Despite its high antitumor activity, the clinical application of chemotherapy is greatly impeded by lacking of specific accumulation and poor solubility. To address the above challenges, we designed a AS1411 aptamer modified nanoparticles based on molecular recognition of nucleobases. Firstly, a redox sensitive Paclitaxel-SS-Zidovudine (PZ) prodrug was synthesized. Then PZ/β-lapachone/AS1411/DSPE-PEG nanoparticles were prepared and AS1411 aptamer was connected through molecular recognition between the nucleoside analogue Zidovudine (ZDV) and the thymine on aptamer. DSPE-PEG (DP) was incorporated into nanoparticles to prolong the residence time of nanoparticles in the blood circulation. Furthermore, to realize the combination treatment, β-lapachone (LAP) has been incorporated into nanoparticles with high drug loading efficiency through the interaction of π-π stacking force and H-bonding between LAP and Paclitaxel (PTX).
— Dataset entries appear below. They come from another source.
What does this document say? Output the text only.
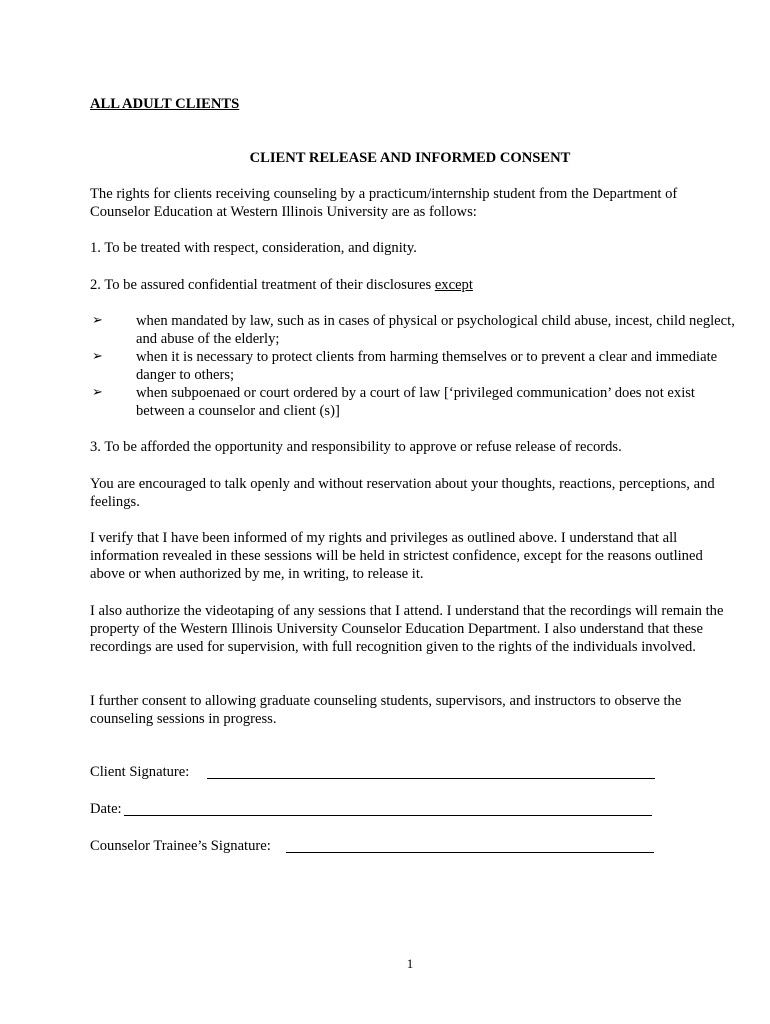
ALL ADULT CLIENTS
CLIENT RELEASE AND INFORMED CONSENT
The rights for clients receiving counseling by a practicum/internship student from the Department of Counselor Education at Western Illinois University are as follows:
1. To be treated with respect, consideration, and dignity.
2. To be assured confidential treatment of their disclosures except
➢ when mandated by law, such as in cases of physical or psychological child abuse, incest, child neglect, and abuse of the elderly;
➢ when it is necessary to protect clients from harming themselves or to prevent a clear and immediate danger to others;
➢ when subpoenaed or court ordered by a court of law [‘privileged communication’ does not exist between a counselor and client (s)]
3. To be afforded the opportunity and responsibility to approve or refuse release of records.
You are encouraged to talk openly and without reservation about your thoughts, reactions, perceptions, and feelings.
I verify that I have been informed of my rights and privileges as outlined above. I understand that all information revealed in these sessions will be held in strictest confidence, except for the reasons outlined above or when authorized by me, in writing, to release it.
I also authorize the videotaping of any sessions that I attend. I understand that the recordings will remain the property of the Western Illinois University Counselor Education Department. I also understand that these recordings are used for supervision, with full recognition given to the rights of the individuals involved.
I further consent to allowing graduate counseling students, supervisors, and instructors to observe the counseling sessions in progress.
Client Signature:
Date:
Counselor Trainee’s Signature:
1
LAP can generate abundant exogenous reactive oxygen species (ROS) via the bioactivation of NAD(P)H: quinone oxidoreductase-1 (NQO1). Moreover, the connection of Zidovudine (ZDV) and AS1411 through molecular recognition of nucleobases further optimized the nanoparticles with high affinity to nucleolin which overexpressed on tumor cell membrane, thereby inducing the specific accumulation of nanoparticles in tumor sites. In vivo and in vitro studies showed that the obtained nanoparticles of PZ/LAP/AS1411/DP exhibited better tumor growth inhibition and lower systemic side effects. Herein, we have rationally conducted a novel self-codelivery system for effectively synergistic antitumor treatment.